1990:Company adds the name Sweet Tomatoes to its restaurants.
1995:Initial public offering.
1999:Garden Fresh launches the Ladles takeout deli concept.
In 1996 Garden Fresh trumped its faltering competitors, experiencing a 74 percent increase in profits. Despite devastating floods in southern California the previous year, which had caused the price of lettuce and other salad products to skyrocket, Garden Fresh maintained its steady climb in sales, and managed to continue to keep the cost of its menu well below the $10 mark. In August 1996, Garden Fresh opened another restaurant in Florida, and had a record opening day guest count of over 1,500 customers, a tremendous amount of traffic for a 7,500-square-foot restaurant.

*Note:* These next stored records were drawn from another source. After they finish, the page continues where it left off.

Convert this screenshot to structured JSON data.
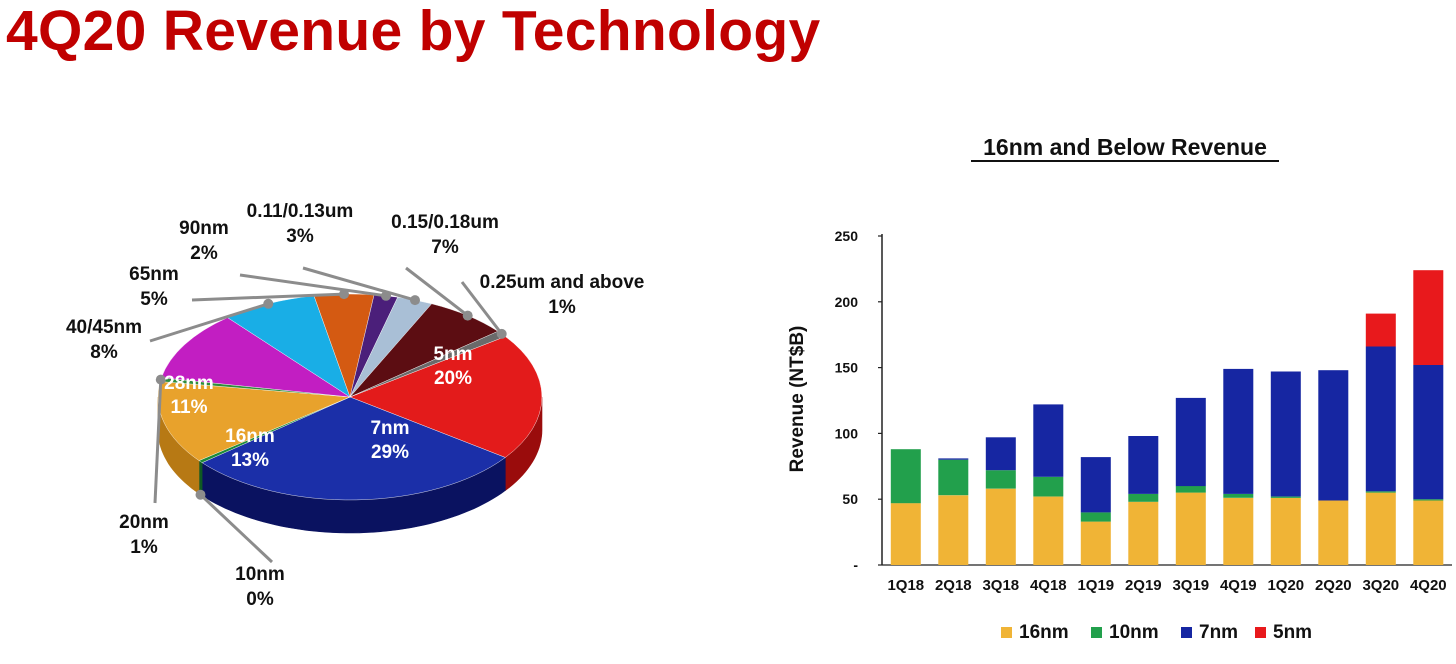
{
  "page": {
    "title": "4Q20 Revenue by Technology"
  },
  "chart_data": [
    {
      "type": "pie",
      "title": "",
      "slices": [
        {
          "label": "5nm",
          "value": 20,
          "pct": "20%",
          "color": "#e31b1b",
          "side": "#9a0c0c"
        },
        {
          "label": "7nm",
          "value": 29,
          "pct": "29%",
          "color": "#1b2fa8",
          "side": "#0a1260"
        },
        {
          "label": "10nm",
          "value": 0.4,
          "pct": "0%",
          "color": "#1d8a3a",
          "side": "#0f5a22"
        },
        {
          "label": "16nm",
          "value": 13,
          "pct": "13%",
          "color": "#e8a22c",
          "side": "#b77914"
        },
        {
          "label": "20nm",
          "value": 0.6,
          "pct": "1%",
          "color": "#2f8c3c",
          "side": "#1a5e24"
        },
        {
          "label": "28nm",
          "value": 11,
          "pct": "11%",
          "color": "#c21ec2",
          "side": "#8a128a"
        },
        {
          "label": "40/45nm",
          "value": 8,
          "pct": "8%",
          "color": "#19aee6",
          "side": "#0f7aa5"
        },
        {
          "label": "65nm",
          "value": 5,
          "pct": "5%",
          "color": "#d45a12",
          "side": "#944008"
        },
        {
          "label": "90nm",
          "value": 2,
          "pct": "2%",
          "color": "#4b1f7a",
          "side": "#2e0f50"
        },
        {
          "label": "0.11/0.13um",
          "value": 3,
          "pct": "3%",
          "color": "#a9bfd6",
          "side": "#7a91a8"
        },
        {
          "label": "0.15/0.18um",
          "value": 7,
          "pct": "7%",
          "color": "#5c0d12",
          "side": "#3a070a"
        },
        {
          "label": "0.25um and above",
          "value": 1,
          "pct": "1%",
          "color": "#6a6a6a",
          "side": "#444444"
        }
      ]
    },
    {
      "type": "bar",
      "stacked": true,
      "title": "16nm and Below Revenue",
      "xlabel": "",
      "ylabel": "Revenue (NT$B)",
      "ylim": [
        0,
        250
      ],
      "yticks": [
        "-",
        "50",
        "100",
        "150",
        "200",
        "250"
      ],
      "categories": [
        "1Q18",
        "2Q18",
        "3Q18",
        "4Q18",
        "1Q19",
        "2Q19",
        "3Q19",
        "4Q19",
        "1Q20",
        "2Q20",
        "3Q20",
        "4Q20"
      ],
      "series": [
        {
          "name": "16nm",
          "color": "#f0b436",
          "values": [
            47,
            53,
            58,
            52,
            33,
            48,
            55,
            51,
            51,
            49,
            55,
            49
          ]
        },
        {
          "name": "10nm",
          "color": "#22a04c",
          "values": [
            41,
            27,
            14,
            15,
            7,
            6,
            5,
            3,
            1,
            0,
            1,
            1
          ]
        },
        {
          "name": "7nm",
          "color": "#1626a2",
          "values": [
            0,
            1,
            25,
            55,
            42,
            44,
            67,
            95,
            95,
            99,
            110,
            102
          ]
        },
        {
          "name": "5nm",
          "color": "#e8191c",
          "values": [
            0,
            0,
            0,
            0,
            0,
            0,
            0,
            0,
            0,
            0,
            25,
            72
          ]
        }
      ],
      "legend": "bottom"
    }
  ]
}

The middle years of the 1990s saw Garden Fresh develop into a truly national company: by 1997, almost 40 percent of the company's growth was due to restaurant openings in states other than California, with many of the locations centered in the western part of the country. In 1998, Garden Fresh had a total of 56 restaurants, spread from throughout the Southwest all the way to the eastern regions of the country, and had sales totaling over $110 million. Garden Fresh's focus on healthy, convenient food was paying off, especially as consumer trends in the 1990s continued to lean towards low-fat, high-fiber fare. In 1998, Garden Fresh also opened four new locations in Atlanta, Houston, Vancouver, and Portland, the latter of which represented a new territory for the company.

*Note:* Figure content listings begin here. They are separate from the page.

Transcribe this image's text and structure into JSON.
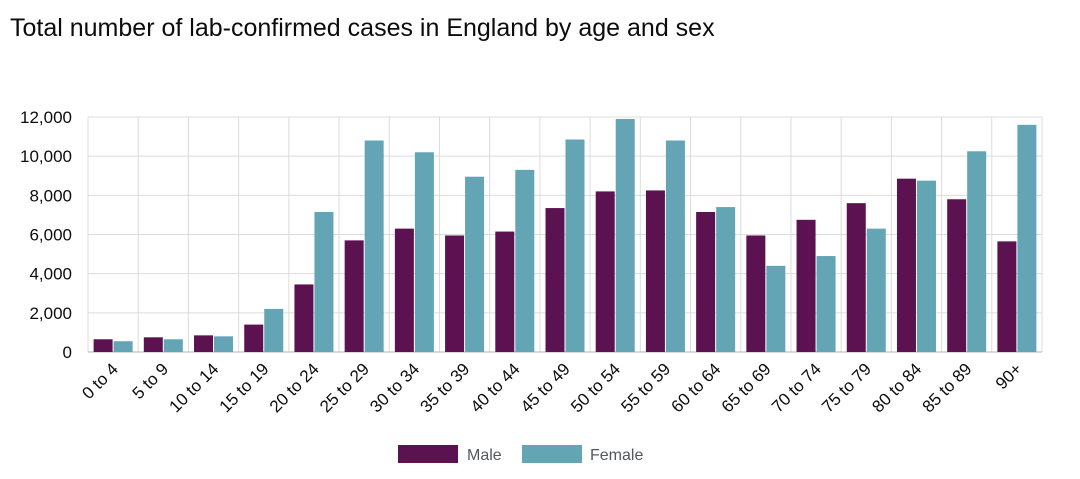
{
  "chart_data": {
    "type": "bar",
    "title": "Total number of lab-confirmed cases in England by age and sex",
    "xlabel": "",
    "ylabel": "",
    "ylim": [
      0,
      12000
    ],
    "yticks": [
      "0",
      "2,000",
      "4,000",
      "6,000",
      "8,000",
      "10,000",
      "12,000"
    ],
    "ytick_values": [
      0,
      2000,
      4000,
      6000,
      8000,
      10000,
      12000
    ],
    "grid": true,
    "legend_position": "bottom",
    "categories": [
      "0 to 4",
      "5 to 9",
      "10 to 14",
      "15 to 19",
      "20 to 24",
      "25 to 29",
      "30 to 34",
      "35 to 39",
      "40 to 44",
      "45 to 49",
      "50 to 54",
      "55 to 59",
      "60 to 64",
      "65 to 69",
      "70 to 74",
      "75 to 79",
      "80 to 84",
      "85 to 89",
      "90+"
    ],
    "series": [
      {
        "name": "Male",
        "color": "#5c1250",
        "values": [
          650,
          750,
          850,
          1400,
          3450,
          5700,
          6300,
          5950,
          6150,
          7350,
          8200,
          8250,
          7150,
          5950,
          6750,
          7600,
          8850,
          7800,
          5650
        ]
      },
      {
        "name": "Female",
        "color": "#64a5b5",
        "values": [
          550,
          650,
          800,
          2200,
          7150,
          10800,
          10200,
          8950,
          9300,
          10850,
          11900,
          10800,
          7400,
          4400,
          4900,
          6300,
          8750,
          10250,
          11600
        ]
      }
    ]
  }
}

Because the company utilized a steady, strategic growth plan, Garden Fresh's sales continued to meet or exceed the company's projections, and were able to answer to much of the managerial and structural overhead costs run up by expansion. The company's stability, even in the face of rapid expansion, was also in evidence when, in the summer of 1999, a hurricane disrupted the opening of three new Sweet Tomatoes sites on the East Coast. Although the dates had to be set back because of damage done to the buildings, the openings went ahead as planned.

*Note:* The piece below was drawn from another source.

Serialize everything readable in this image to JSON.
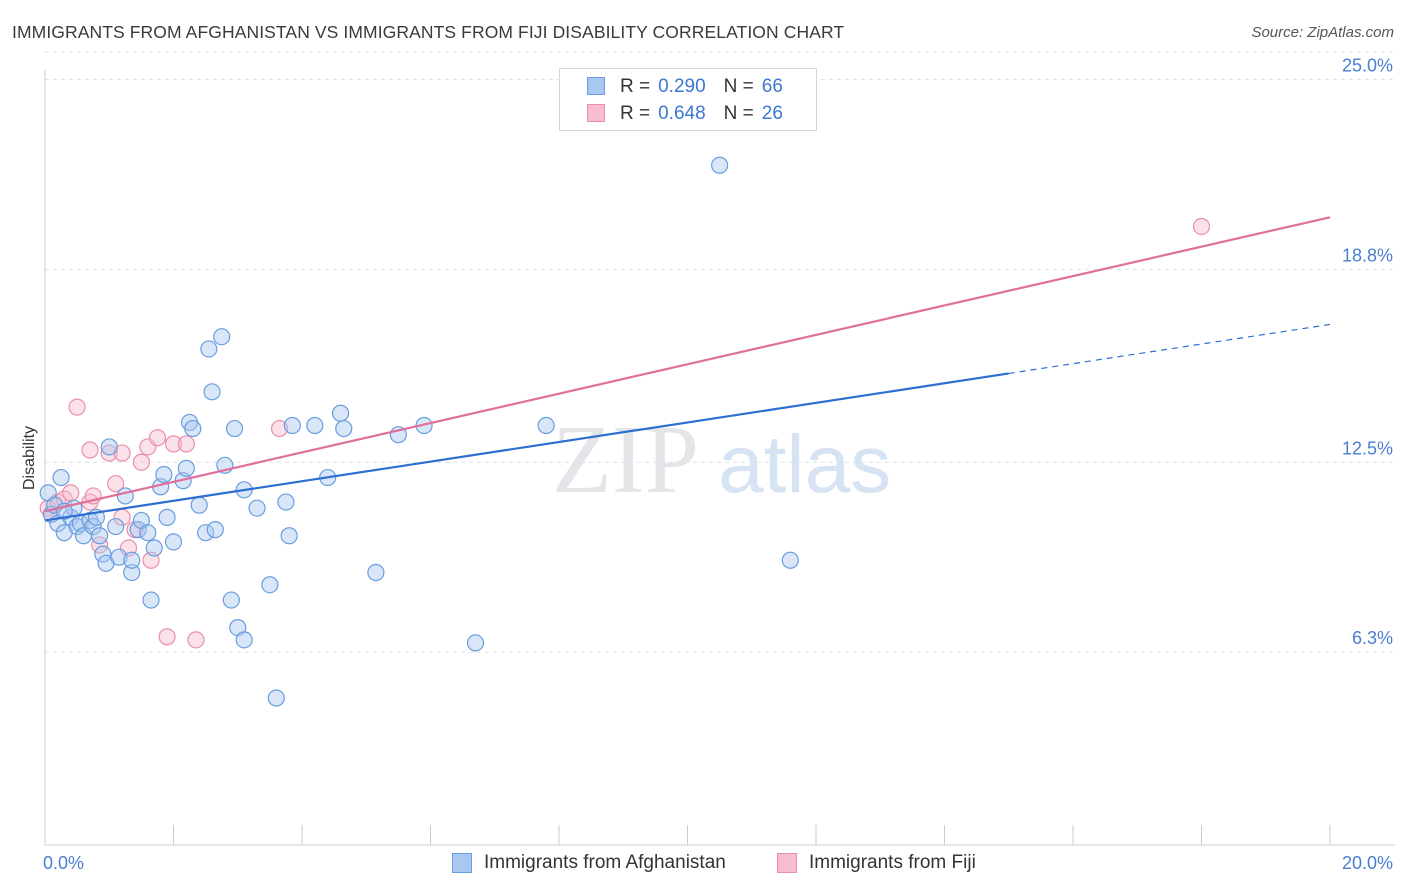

Century's End: Experimenting with a New Niche Market
Garden Fresh had proved its success in the buffet business, and the company saw in that success another opportunity to develop a new market, what the company called its 'takery' concept. The 'takery' idea--a combination of 'takeout' and 'bakery'--made use of Garden Fresh's reputation for serving freshly made food which could be enjoyed on the run. In July 1999 Garden Fresh opened its first 'takery' in Encinitas, California. Calling it Ladles, the store offered pre-packaged soups, salads, and freshly made breads to go. The company based the idea on both the success of its own chain and the inspiration of gourmet New York delis such as Dean & DeLuca and Balducci's. Ladles was not a sit-down buffet like Sweet Tomatoes and Souplantation, and instead was presented as a healthy, gourmet alternative to meals cooked at home. Ladles' prices, because all the meals were prepackaged and had a gourmet twist, were slightly higher than those of either Sweet Tomatoes or Souplantation, averaging just around $10 for a full meal.
By 1999 Garden Fresh was operating 61 restaurants across the nation and had plans to continue expanding on an average of 12 restaurants a year. With that year's sales over $132 million, and trends in the restaurant industry increasingly tending towards the company's favor, Garden Fresh's future appeared bright.
Principal Competitors: Buffets, Inc.; Fresh Choice, Inc.; Furr's Supermarkets, Inc.; Bishop's.